Di sisi lain, Prof. Indra juga menyoroti persoalan strategis yang dihadapi Indonesia. Ia menjelaskan bahwa meskipun Indonesia memiliki cadangan mineral penting seperti nikel, mangan, dan kobalt, negara ini tidak memiliki cadangan litium primer yang layak ditambang. Hal tersebut, berpotensi menjadikan Indonesia bergantung pada impor litium dalam jangka panjang jika tidak ada solusi alternatif yang dikembangkan.
Pada titik inilah daur ulang baterai dapat menjadi sebagai solusi. Prof. Indra menjelaskan bahwa ketika baterai mencapai masa akhir pakai (end-of-life/EoL), performanya memang menurun, tetapi kandungan logam berharganya tetap tinggi. Dalam satu ton black mass baterai bekas tipe NCM 532, terkandung 45–60 kg litium, 80–90 kg kobalt, 190–210 kg nikel, dan 110–120 kg mangan. Jumlah tersebut jauh lebih tinggi dibandingkan kadar logam yang diperoleh dari penambangan mineral di alam.
“Baterai ion litium bekas tidak sepatutnya diperlakukan sebagai limbah yang tidak bernilai, melainkan sumber daya sekunder strategis yang memiliki peran penting dalam keberlanjutan rantai pasok mineral kritis,” simpul Prof. Indra.
Dalam pengukuhannya, Prof. Indra juga memaparkan capaian riset daur ulang baterai oleh tim UGM. Teknologi yang dikembangkan telah mampu menghasilkan kemurnian dan sifat material yang memenuhi standar minimum sebagai bahan baku baterai ion litium. Salah satu terobosan penelitian tersebut adalah penerapan teknologi ultrasound, yang memungkinkan pengendalian ukuran partikel prekursor litium karbonat.

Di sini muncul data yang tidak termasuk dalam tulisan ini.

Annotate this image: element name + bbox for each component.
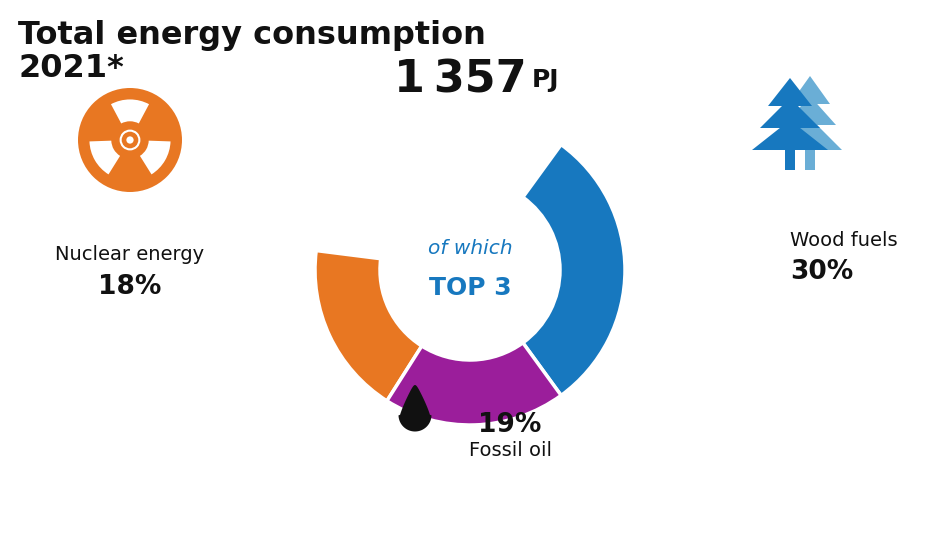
Polygon shape xyxy=(785,150,795,170)
Wedge shape xyxy=(140,141,171,174)
Text: Fossil oil: Fossil oil xyxy=(468,441,552,459)
Polygon shape xyxy=(760,98,820,128)
Wedge shape xyxy=(315,251,422,401)
Polygon shape xyxy=(752,120,828,150)
Wedge shape xyxy=(522,145,625,395)
Circle shape xyxy=(78,88,182,192)
Text: 2021*: 2021* xyxy=(18,53,124,84)
Text: 18%: 18% xyxy=(98,274,161,300)
Wedge shape xyxy=(387,343,561,425)
Wedge shape xyxy=(111,100,149,123)
Circle shape xyxy=(121,131,140,150)
Polygon shape xyxy=(768,78,812,106)
Wedge shape xyxy=(89,141,120,174)
Polygon shape xyxy=(778,118,842,150)
Circle shape xyxy=(127,136,133,144)
Polygon shape xyxy=(399,385,431,432)
Text: PJ: PJ xyxy=(532,68,559,92)
Text: Nuclear energy: Nuclear energy xyxy=(55,245,204,265)
Text: TOP 3: TOP 3 xyxy=(429,276,511,300)
Polygon shape xyxy=(784,96,836,125)
Polygon shape xyxy=(805,150,815,170)
Text: Wood fuels: Wood fuels xyxy=(790,230,898,250)
Text: 19%: 19% xyxy=(478,412,541,438)
Text: Total energy consumption: Total energy consumption xyxy=(18,20,486,51)
Text: 1 357: 1 357 xyxy=(394,58,526,102)
Text: 30%: 30% xyxy=(790,259,854,285)
Text: of which: of which xyxy=(428,239,512,257)
Polygon shape xyxy=(790,76,830,104)
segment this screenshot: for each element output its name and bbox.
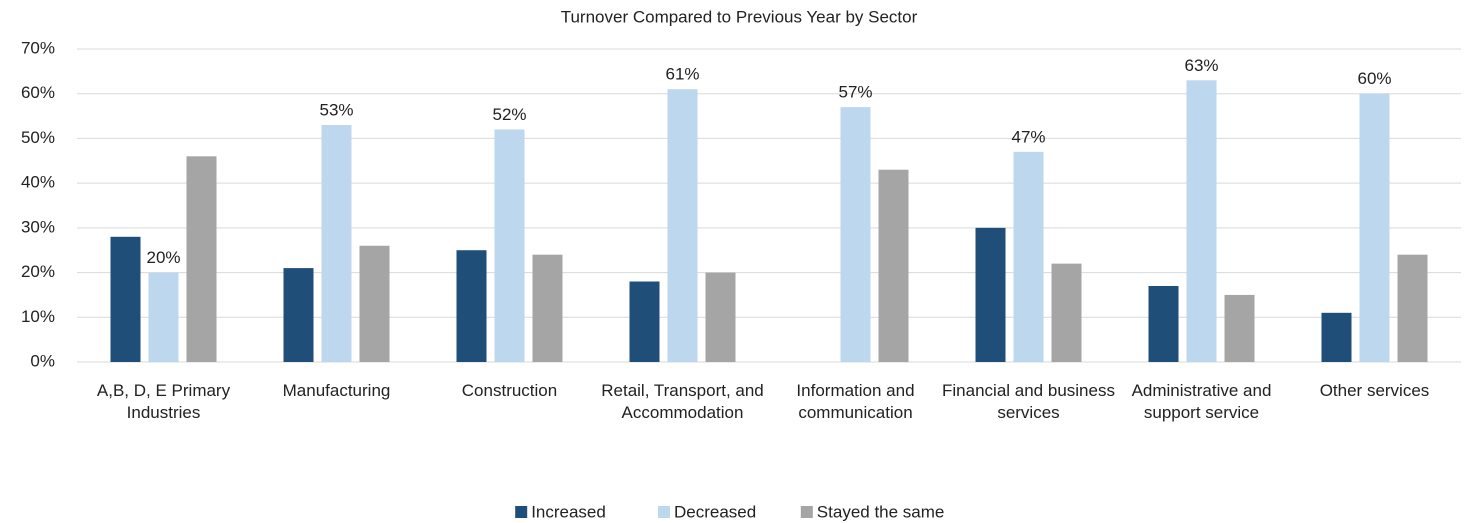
bar <box>148 272 179 362</box>
x-tick-label: A,B, D, E Primary Industries <box>96 381 231 422</box>
bar <box>1359 93 1390 362</box>
y-tick-label: 50% <box>21 128 55 147</box>
bar <box>283 268 314 362</box>
data-label: 47% <box>1011 127 1045 146</box>
y-tick-label: 30% <box>21 217 55 236</box>
bar <box>1148 285 1179 362</box>
legend-label: Increased <box>531 502 606 521</box>
bar <box>186 156 217 362</box>
bar <box>532 254 563 362</box>
bar <box>494 129 525 362</box>
bar <box>1051 263 1082 362</box>
legend-label: Decreased <box>674 502 756 521</box>
bar <box>878 169 909 362</box>
x-tick-label: Other services <box>1319 381 1430 400</box>
x-tick-label: Manufacturing <box>282 381 391 400</box>
bar <box>840 107 871 362</box>
data-label: 63% <box>1184 56 1218 75</box>
bar <box>667 89 698 362</box>
x-tick-label: Retail, Transport, and Accommodation <box>601 381 764 422</box>
bar <box>321 125 352 362</box>
bar <box>1224 294 1255 362</box>
y-tick-label: 0% <box>30 351 55 370</box>
y-tick-label: 20% <box>21 262 55 281</box>
data-label: 53% <box>319 100 353 119</box>
data-label: 57% <box>838 83 872 102</box>
bar <box>1397 254 1428 362</box>
data-label: 60% <box>1357 69 1391 88</box>
data-label: 52% <box>492 105 526 124</box>
bar <box>1186 80 1217 363</box>
bar <box>1013 151 1044 362</box>
legend-swatch <box>800 506 813 518</box>
legend-label: Stayed the same <box>817 502 945 521</box>
chart-title: Turnover Compared to Previous Year by Se… <box>561 7 918 26</box>
x-tick-label: Administrative and support service <box>1131 381 1272 422</box>
y-tick-label: 40% <box>21 173 55 192</box>
y-tick-label: 10% <box>21 307 55 326</box>
bar <box>1321 312 1352 362</box>
y-tick-label: 60% <box>21 83 55 102</box>
legend-swatch <box>515 506 528 518</box>
legend-swatch <box>658 506 670 518</box>
bar <box>629 281 660 362</box>
x-tick-label: Information and communication <box>796 381 915 422</box>
y-tick-label: 70% <box>21 38 55 57</box>
x-tick-label: Construction <box>461 381 558 400</box>
bar <box>110 236 141 362</box>
bar <box>975 227 1006 362</box>
x-tick-label: Financial and business services <box>942 381 1115 422</box>
data-label: 61% <box>665 65 699 84</box>
bar <box>359 245 390 362</box>
bar <box>456 250 487 362</box>
bar <box>705 272 736 362</box>
data-label: 20% <box>146 248 180 267</box>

“Proses daur ulang yang dikembangkan UGM diarahkan pada kemandirian bangsa. Teknologi proses disesuaikan dengan problem riil yang ada di Indonesia,” tambahnya.
Menutup pidatonya, Prof. Indra menyampaikan bahwa transisi menuju energi bersih merupakan cita-cita bersama. Indonesia harus mempercepat langkahnya menuju masa depan di mana energi terbarukan didukung oleh sistem penyimpanan yang andal dan ramah lingkungan.
“Akan sangat ideal apabila di masa depan sebagian besar baterai yang digunakan di Indonesia dan juga dunia dapat dibuat dari material hasil daur ulang. Dengan demikian, baterai tidak menjadi beban lingkungan, tetapi justru bagian dari siklus ekonomi yang regeneratif,” tutup Prof. Indra. (Humas FT: Radaeva E)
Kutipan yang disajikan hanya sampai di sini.